Tuesday, April 10, 2007

The WSJ Health Blog: Brown-Nosing CEO's?

The WSJ Health Blog is a great blog, no question about it. And it is written by two great healthcare reporters, Scott Hensley and Jacob Goldstein. And sometimes someone else chips in.

Today WSJ health reporter Ron Winslow did just that.

In a piece, called Trust: The Secret Sauce for CEO’s Cooking, which I can't help but feel was meant to improve the Wall Street Journal's access to Daniel Vasella, Novartis CEO, Winslow covered Kathy Bloomgarden.

Kathy Bloomgarden, who is the CEO of the "big PR firm Ruder-Finn," has written a book called Trust: The Secret Weapon of Effective Business Leaders, yada yada yada, and it was launched at the "Conde Nast building in New York’s Times Square."

I know, I know, this starts to sound like a celebrity gossip party, right?

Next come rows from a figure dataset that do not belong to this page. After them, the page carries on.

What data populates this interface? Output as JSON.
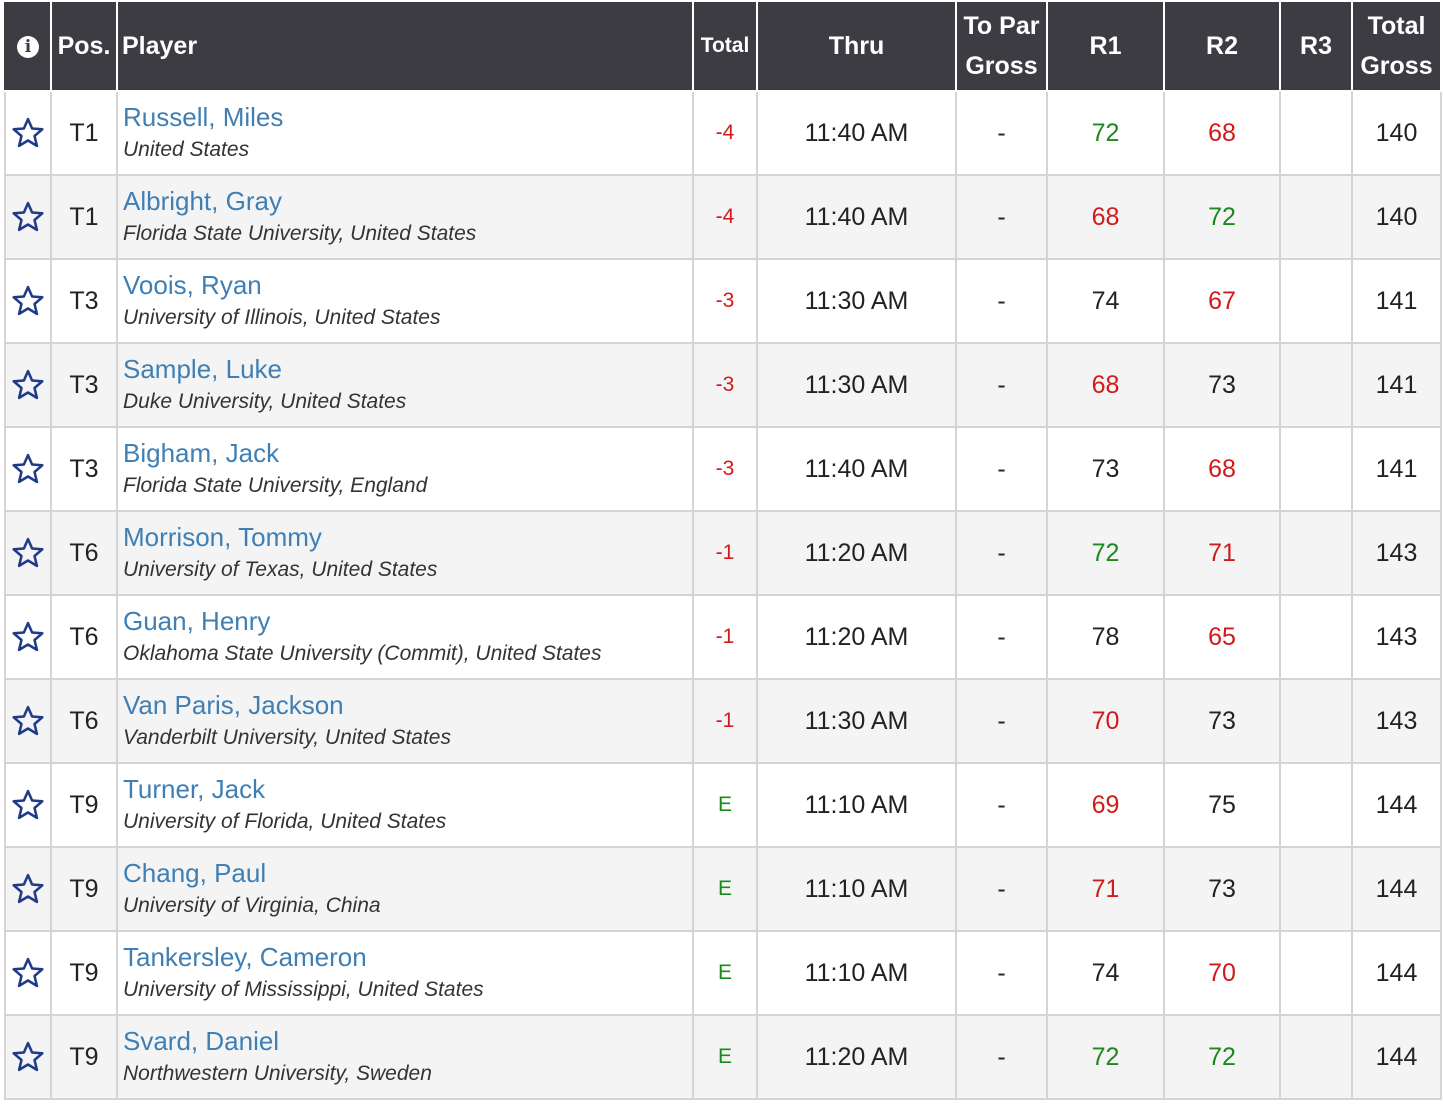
{
  "colors": {
    "header_bg": "#3c3c42",
    "link": "#3f7fb4",
    "under_par": "#d11a1a",
    "even_par": "#1a8a1a",
    "star": "#1f3b8a"
  },
  "header": {
    "info_icon": "info-icon",
    "pos": "Pos.",
    "player": "Player",
    "total": "Total",
    "thru": "Thru",
    "to_par_gross_line1": "To Par",
    "to_par_gross_line2": "Gross",
    "r1": "R1",
    "r2": "R2",
    "r3": "R3",
    "total_gross_line1": "Total",
    "total_gross_line2": "Gross"
  },
  "rows": [
    {
      "pos": "T1",
      "name": "Russell, Miles",
      "affiliation": "United States",
      "total": "-4",
      "thru": "11:40 AM",
      "to_par_gross": "-",
      "r1": "72",
      "r2": "68",
      "r3": "",
      "total_gross": "140"
    },
    {
      "pos": "T1",
      "name": "Albright, Gray",
      "affiliation": "Florida State University, United States",
      "total": "-4",
      "thru": "11:40 AM",
      "to_par_gross": "-",
      "r1": "68",
      "r2": "72",
      "r3": "",
      "total_gross": "140"
    },
    {
      "pos": "T3",
      "name": "Voois, Ryan",
      "affiliation": "University of Illinois, United States",
      "total": "-3",
      "thru": "11:30 AM",
      "to_par_gross": "-",
      "r1": "74",
      "r2": "67",
      "r3": "",
      "total_gross": "141"
    },
    {
      "pos": "T3",
      "name": "Sample, Luke",
      "affiliation": "Duke University, United States",
      "total": "-3",
      "thru": "11:30 AM",
      "to_par_gross": "-",
      "r1": "68",
      "r2": "73",
      "r3": "",
      "total_gross": "141"
    },
    {
      "pos": "T3",
      "name": "Bigham, Jack",
      "affiliation": "Florida State University, England",
      "total": "-3",
      "thru": "11:40 AM",
      "to_par_gross": "-",
      "r1": "73",
      "r2": "68",
      "r3": "",
      "total_gross": "141"
    },
    {
      "pos": "T6",
      "name": "Morrison, Tommy",
      "affiliation": "University of Texas, United States",
      "total": "-1",
      "thru": "11:20 AM",
      "to_par_gross": "-",
      "r1": "72",
      "r2": "71",
      "r3": "",
      "total_gross": "143"
    },
    {
      "pos": "T6",
      "name": "Guan, Henry",
      "affiliation": "Oklahoma State University (Commit), United States",
      "total": "-1",
      "thru": "11:20 AM",
      "to_par_gross": "-",
      "r1": "78",
      "r2": "65",
      "r3": "",
      "total_gross": "143"
    },
    {
      "pos": "T6",
      "name": "Van Paris, Jackson",
      "affiliation": "Vanderbilt University, United States",
      "total": "-1",
      "thru": "11:30 AM",
      "to_par_gross": "-",
      "r1": "70",
      "r2": "73",
      "r3": "",
      "total_gross": "143"
    },
    {
      "pos": "T9",
      "name": "Turner, Jack",
      "affiliation": "University of Florida, United States",
      "total": "E",
      "thru": "11:10 AM",
      "to_par_gross": "-",
      "r1": "69",
      "r2": "75",
      "r3": "",
      "total_gross": "144"
    },
    {
      "pos": "T9",
      "name": "Chang, Paul",
      "affiliation": "University of Virginia, China",
      "total": "E",
      "thru": "11:10 AM",
      "to_par_gross": "-",
      "r1": "71",
      "r2": "73",
      "r3": "",
      "total_gross": "144"
    },
    {
      "pos": "T9",
      "name": "Tankersley, Cameron",
      "affiliation": "University of Mississippi, United States",
      "total": "E",
      "thru": "11:10 AM",
      "to_par_gross": "-",
      "r1": "74",
      "r2": "70",
      "r3": "",
      "total_gross": "144"
    },
    {
      "pos": "T9",
      "name": "Svard, Daniel",
      "affiliation": "Northwestern University, Sweden",
      "total": "E",
      "thru": "11:20 AM",
      "to_par_gross": "-",
      "r1": "72",
      "r2": "72",
      "r3": "",
      "total_gross": "144"
    }
  ]
}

And the WSj Health Blog reports breathlessly that Bloomgarten "is known most prominently at the Health Blog as uber-confidante of Novartis’ CEO Dan Vasella. We thought her observations about the executive suite might have special relevance for Health Blog readers."

Don't think so.

I think the WSJ Health blog is kissing butt. And so does the very senior journalist who tipped me off to this story.

If you don't believe me, here's how the post describes the food: "bites of cilantro-grilled shrimp, onion tarts and chicken satay."

And it ends, breathlessly:

" . . . the Health Blog combed Bloomgarden’s book for insights.

Her prescription for CEOs includes the following advice:


  • Build a leadership “brand” based on core personal values and communicate it throughout the company.

  • Listen twice as much as you speak to learn different perspectives from employees, customers and critics.

  • Be open, honest and transparent.

  • Commit to strong corporate governance policies.

  • Embrace responsibility to the communities where you are based and to constituencies in need.

I guess, based on Big Pharma's ongoing fiasco in the PR area, you can only come to one of two conclusions:

Either the work the PR consultants do for Big Pharma stinks.

Or, the highly paid PR professionals can't convince their clients to take some good advoice.

Hardly the perfect background to write a book.

As for the WSJ Health Blog, this is a great blog. Especially when Scott Hensley and Jacob Goldstein write. And you just have to forgive the corporate parent, whom I also love, if they have to do some butt-kissing, to get access to those all-important CEO's.